[![Open In Colab](https://colab.research.google.com/assets/colab-badge.svg)](https://colab.research.google.com/github/gdsaxton/GDAN5400/blob/main/Week%204%20Notebooks/GDAN%205400%20-%20Week%204%20Notebooks%20%28III%29%20-%20Creating%20Binary%20Variables.ipynb)

This notebook provides recipes for creating binary variables in Python 

In [None]:
%%time
import datetime
print ("Current date and time : ", datetime.datetime.now().strftime("%Y-%m-%d %H:%M:%S"), '\n')

# Load Packages and Set Working Directory
Import several necessary Python packages. We will be using the <a href="http://pandas.pydata.org/">Python Data Analysis Library,</a> or <i>PANDAS</i>, extensively for our data manipulations in this and future tutorials.

In [None]:
import numpy as np
import pandas as pd
from pandas import DataFrame
from pandas import Series

<br>
PANDAS allows you to set various options for, among other things, inspecting the data. I like to be able to see all of the columns. Therefore, I typically include this line at the top of all my notebooks.

In [None]:
#http://pandas.pydata.org/pandas-docs/stable/options.html
pd.set_option('display.max_columns', None)
pd.set_option('max_colwidth', 250)
pd.set_option('display.max_info_columns', 500)

# Read in Data

In [None]:
import pandas as pd
import requests

# NOTE: replace `https://github.com/` with `https://raw.githubusercontent.com`
# https://github.com/gdsaxton/GDAN5400/blob/main/Coding%20Assignment%201/final_insurance_fraud.xlsx
url = 'https://raw.githubusercontent.com/gdsaxton/GDAN5400/main/Coding%20Assignment%201/final_insurance_fraud.xlsx'

# Download the file
response = requests.get(url)
with open('final_insurance_fraud.xlsx', 'wb') as f:
    f.write(response.content)

# Load the Excel file
df = pd.read_excel('final_insurance_fraud.xlsx', engine='openpyxl')

df.head()

In [None]:
#APPLY DATA CLEANING OPERATIONS FROM CODING ASSIGNMENT 1
df = df[df['Policy Number'].notnull()]
df['Estimated cost to repair'] = df['Estimated cost to repair'].fillna(0)
df['Estimated cost to replace'] = df['Estimated cost to replace'].fillna(0)

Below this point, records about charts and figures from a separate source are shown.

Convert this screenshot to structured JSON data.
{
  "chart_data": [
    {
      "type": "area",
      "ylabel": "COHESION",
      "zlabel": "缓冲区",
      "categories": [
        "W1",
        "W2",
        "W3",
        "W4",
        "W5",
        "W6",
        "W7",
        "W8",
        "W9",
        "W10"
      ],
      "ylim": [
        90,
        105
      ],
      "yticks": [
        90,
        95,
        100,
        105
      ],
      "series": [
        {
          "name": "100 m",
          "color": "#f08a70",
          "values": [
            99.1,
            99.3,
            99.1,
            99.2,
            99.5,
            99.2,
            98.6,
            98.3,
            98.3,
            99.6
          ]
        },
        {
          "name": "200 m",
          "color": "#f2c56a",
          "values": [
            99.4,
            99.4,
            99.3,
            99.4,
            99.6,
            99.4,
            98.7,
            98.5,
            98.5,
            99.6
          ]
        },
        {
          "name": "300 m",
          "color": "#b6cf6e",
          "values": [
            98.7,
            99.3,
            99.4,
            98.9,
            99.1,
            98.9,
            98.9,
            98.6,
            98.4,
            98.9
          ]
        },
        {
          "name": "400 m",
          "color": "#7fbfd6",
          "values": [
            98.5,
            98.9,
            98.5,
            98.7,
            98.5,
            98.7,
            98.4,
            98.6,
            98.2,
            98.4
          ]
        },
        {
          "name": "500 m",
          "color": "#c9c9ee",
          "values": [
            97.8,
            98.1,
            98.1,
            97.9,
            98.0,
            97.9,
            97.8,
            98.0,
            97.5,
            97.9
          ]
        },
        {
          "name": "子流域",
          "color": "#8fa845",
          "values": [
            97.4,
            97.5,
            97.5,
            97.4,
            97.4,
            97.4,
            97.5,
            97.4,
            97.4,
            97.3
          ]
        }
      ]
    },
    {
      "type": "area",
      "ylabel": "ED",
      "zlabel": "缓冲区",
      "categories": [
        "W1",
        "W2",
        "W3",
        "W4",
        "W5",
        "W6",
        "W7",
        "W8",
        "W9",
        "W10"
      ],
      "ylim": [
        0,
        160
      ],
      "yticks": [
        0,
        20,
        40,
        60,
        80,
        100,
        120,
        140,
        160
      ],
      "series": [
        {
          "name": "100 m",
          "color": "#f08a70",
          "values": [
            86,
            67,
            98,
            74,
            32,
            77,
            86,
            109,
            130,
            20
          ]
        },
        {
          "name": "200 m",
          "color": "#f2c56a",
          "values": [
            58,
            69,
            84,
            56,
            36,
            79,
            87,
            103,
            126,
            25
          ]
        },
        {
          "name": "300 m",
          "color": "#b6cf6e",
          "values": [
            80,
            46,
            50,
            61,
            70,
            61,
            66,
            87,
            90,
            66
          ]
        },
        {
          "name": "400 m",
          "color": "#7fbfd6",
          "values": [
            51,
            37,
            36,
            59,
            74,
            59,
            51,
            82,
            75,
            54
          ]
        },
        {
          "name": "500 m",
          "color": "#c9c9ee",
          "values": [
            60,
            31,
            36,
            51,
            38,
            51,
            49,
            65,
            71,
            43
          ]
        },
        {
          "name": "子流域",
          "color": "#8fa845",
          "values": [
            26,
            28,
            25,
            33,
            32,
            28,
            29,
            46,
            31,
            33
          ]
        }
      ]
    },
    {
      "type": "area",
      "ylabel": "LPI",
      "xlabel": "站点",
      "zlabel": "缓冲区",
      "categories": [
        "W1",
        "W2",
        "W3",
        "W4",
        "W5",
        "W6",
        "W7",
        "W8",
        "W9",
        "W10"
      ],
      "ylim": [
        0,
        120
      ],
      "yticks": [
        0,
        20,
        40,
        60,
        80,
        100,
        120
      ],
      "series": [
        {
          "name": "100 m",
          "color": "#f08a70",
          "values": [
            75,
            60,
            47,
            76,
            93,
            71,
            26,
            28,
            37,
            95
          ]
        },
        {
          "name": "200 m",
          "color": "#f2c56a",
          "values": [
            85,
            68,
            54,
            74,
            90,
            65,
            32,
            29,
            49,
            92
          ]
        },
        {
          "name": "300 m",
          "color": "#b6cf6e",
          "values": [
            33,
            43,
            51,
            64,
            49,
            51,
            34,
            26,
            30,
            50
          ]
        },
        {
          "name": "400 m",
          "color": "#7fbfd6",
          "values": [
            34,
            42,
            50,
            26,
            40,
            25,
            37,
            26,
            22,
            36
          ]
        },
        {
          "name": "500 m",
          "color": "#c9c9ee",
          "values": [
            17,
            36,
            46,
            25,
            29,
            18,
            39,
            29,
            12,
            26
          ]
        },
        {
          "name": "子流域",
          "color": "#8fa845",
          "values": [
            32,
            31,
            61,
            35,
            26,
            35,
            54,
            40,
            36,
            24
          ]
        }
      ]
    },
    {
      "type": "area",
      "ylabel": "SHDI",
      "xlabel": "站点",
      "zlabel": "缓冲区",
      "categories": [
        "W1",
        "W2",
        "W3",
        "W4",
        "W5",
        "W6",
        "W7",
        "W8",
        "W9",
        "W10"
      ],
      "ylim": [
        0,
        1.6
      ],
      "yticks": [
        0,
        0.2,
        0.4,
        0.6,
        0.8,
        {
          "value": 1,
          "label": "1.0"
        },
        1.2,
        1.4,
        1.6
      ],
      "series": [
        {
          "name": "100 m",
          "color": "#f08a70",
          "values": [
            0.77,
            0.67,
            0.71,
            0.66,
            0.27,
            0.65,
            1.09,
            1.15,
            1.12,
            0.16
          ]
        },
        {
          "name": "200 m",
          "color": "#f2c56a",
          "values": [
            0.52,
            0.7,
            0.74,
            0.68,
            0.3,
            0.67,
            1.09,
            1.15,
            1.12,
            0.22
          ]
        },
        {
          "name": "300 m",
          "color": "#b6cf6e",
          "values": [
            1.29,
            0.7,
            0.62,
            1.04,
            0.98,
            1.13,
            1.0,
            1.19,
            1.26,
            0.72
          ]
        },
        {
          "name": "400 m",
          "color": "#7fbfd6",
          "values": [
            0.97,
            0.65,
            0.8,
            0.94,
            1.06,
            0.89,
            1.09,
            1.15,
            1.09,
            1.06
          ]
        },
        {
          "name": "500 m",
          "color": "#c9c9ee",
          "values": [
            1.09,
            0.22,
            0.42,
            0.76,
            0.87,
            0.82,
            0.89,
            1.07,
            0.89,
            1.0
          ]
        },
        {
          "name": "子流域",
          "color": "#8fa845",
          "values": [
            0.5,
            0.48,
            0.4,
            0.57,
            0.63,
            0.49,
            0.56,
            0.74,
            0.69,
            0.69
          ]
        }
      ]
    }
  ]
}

# Creating Binary Variables
- Create binary variable from `Stories` column to indicate multiple stories

In [None]:
df['Stories'].value_counts()

In [None]:
#Option 1: lambda function
df['multiple_stories'] = df['Stories'].apply(lambda x: 1 if x > 1 else 0)
df['multiple_stories'].value_counts()

In [None]:
#Option 2: Custom function
def classify_stories(stories, threshold=1):
    return 1 if stories > threshold else 0

In [None]:
df['multiple_stories'] = df['Stories'].apply(classify_stories)
df['multiple_stories'].value_counts()

In [None]:
#Option 2: Apply direct Boolean function and convert to `int` format
df['multiple_stories']  = (df['Stories'] > 1).apply(int)
df['multiple_stories'].value_counts()

In [None]:
#Option 2 (alternative): using `astype()` instead of 'apply()'
df['multiple_stories']  = (df['Stories'] > 1).astype(int)
df['multiple_stories'].value_counts()

In [None]:
#Showing what the Boolean operation looks like without applying `int()`
(df['Stories'] > 1)

In [None]:
#Option 4: Using `np.where()` from NumPy
df['multiple_stories']  = np.where(df['Stories'] > 1, 1, 0)
df['multiple_stories'].value_counts()

#### Additional example

In [None]:
#Purpose: This categorizes hail diameter into high and low, simplifying analyses.
df['High_Hail_Flag'] = df['Hail Diameter'].apply(lambda x: 1 if x > 1.0 else 0)
df[['Hail Diameter', 'High_Hail_Flag']].head()